I've seen many using the Jesse mount on Hoyts around here.. it seems to be the mount of choice amongst most of the top shooters here that shoot Hoyt.

It does give the ability to tune the rest position for the arrow node, which you can't do with the standard or Martin mounts.


----------



## Jbird (May 21, 2002)

*Pro Tuner Mount*

I have been using the Jesse mount on my Pro Elite and really like it. I also installed it on my wife's Hoyt Avenger Plus but it didn't work out. I think her arrows are too short to use that much setback. Couldn't get her bow to group and went back to the standard mount with the tips of the blade directly over the hinge point of the grip and all was well again.

Jbird


----------



## moecarama (May 17, 2005)

I use the vertical mount on my Scepter 4 it works great with node tuned 2712's


----------



## ravenbow (Apr 2, 2008)

*Pro Tuners*

I use the Jesse on my Katera XL (Field), the Standard Hoyt mounts on my Ultra Elite (3D) and Contender Elite (Spots). With the Hoyt riser design (back Bar), these rests are very easy to work on. By design these rests are reliable, dependable and easy to tune in. As far as choosing one over the other, both rests work equally well.


----------



## pragmatic_lee (Jan 19, 2008)

Used the Martin mount on both my S4s and the Hoyt mount on my PE. Have been considering giving the Jesse mount a try, but just have pulled the string yet.


----------



## Bowjoe1972 (Oct 29, 2008)

I have the Jesse mount on my VE.. I had the standard I just like the concept behind jesse's mount better..


----------



## toyrunner (Jun 26, 2006)

I have a Hoyt mount on my Contender Elite and Jesse mount on my Ultra Elite. Was having small left right problems with the UE and the Jesse mount cured that for me. Have not had l-r issues with the CE, but if they do crop up I will not hesitate to go to the Jesse mount.


----------



## FoggDogg (Jul 9, 2002)

I don't use a Tuner, but always thought the verticle mount made a lot of sense.


----------



## FS560 (May 22, 2002)

The Hoyt mount will only position the tip of the blade as far back as the center of the threaded rest mount hole. The side mount is longer and will position the rest body all the way back to the bridge on a UE, which is 1/4 inch farther back.

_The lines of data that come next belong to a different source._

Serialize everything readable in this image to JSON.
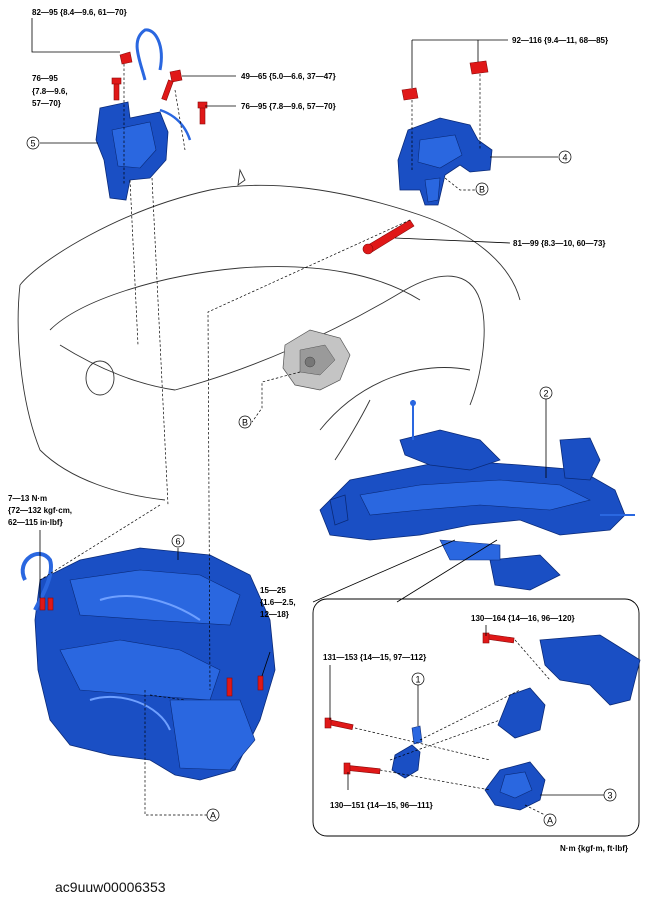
{
  "torque_labels": {
    "t1": "82—95 {8.4—9.6, 61—70}",
    "t2a": "76—95",
    "t2b": "{7.8—9.6,",
    "t2c": "57—70}",
    "t3": "49—65 {5.0—6.6, 37—47}",
    "t4": "76—95 {7.8—9.6, 57—70}",
    "t5": "92—116 {9.4—11, 68—85}",
    "t6": "81—99 {8.3—10, 60—73}",
    "t7a": "7—13 N·m",
    "t7b": "{72—132 kgf·cm,",
    "t7c": "62—115 in·lbf}",
    "t8a": "15—25",
    "t8b": "{1.6—2.5,",
    "t8c": "12—18}",
    "t9": "130—164 {14—16, 96—120}",
    "t10": "131—153 {14—15, 97—112}",
    "t11": "130—151 {14—15, 96—111}"
  },
  "callouts": {
    "c1": "1",
    "c2": "2",
    "c3": "3",
    "c4": "4",
    "c5": "5",
    "c6": "6",
    "refA1": "A",
    "refA2": "A",
    "refB1": "B",
    "refB2": "B"
  },
  "units_note": "N·m {kgf·m, ft·lbf}",
  "figure_code": "ac9uuw00006353",
  "colors": {
    "part": "#1a4fc4",
    "bolt": "#e01818",
    "mount_gray": "#b8b8b8"
  }
}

The Jesse mount will only position the rest body behind the bridge. Mike may be using a longer slot in later models, but mine will only go behind the bridge.


----------



## brtesite (May 24, 2002)

FS560 said:


> The Hoyt mount will only position the tip of the blade as far back as the center of the threaded rest mount hole. The side mount is longer and will position the rest body all the way back to the bridge on a UE, which is 1/4 inch farther back.
> 
> The Jesse mount will only position the rest body behind the bridge. Mike may be using a longer slot in later models, but mine will only go behind the bridge.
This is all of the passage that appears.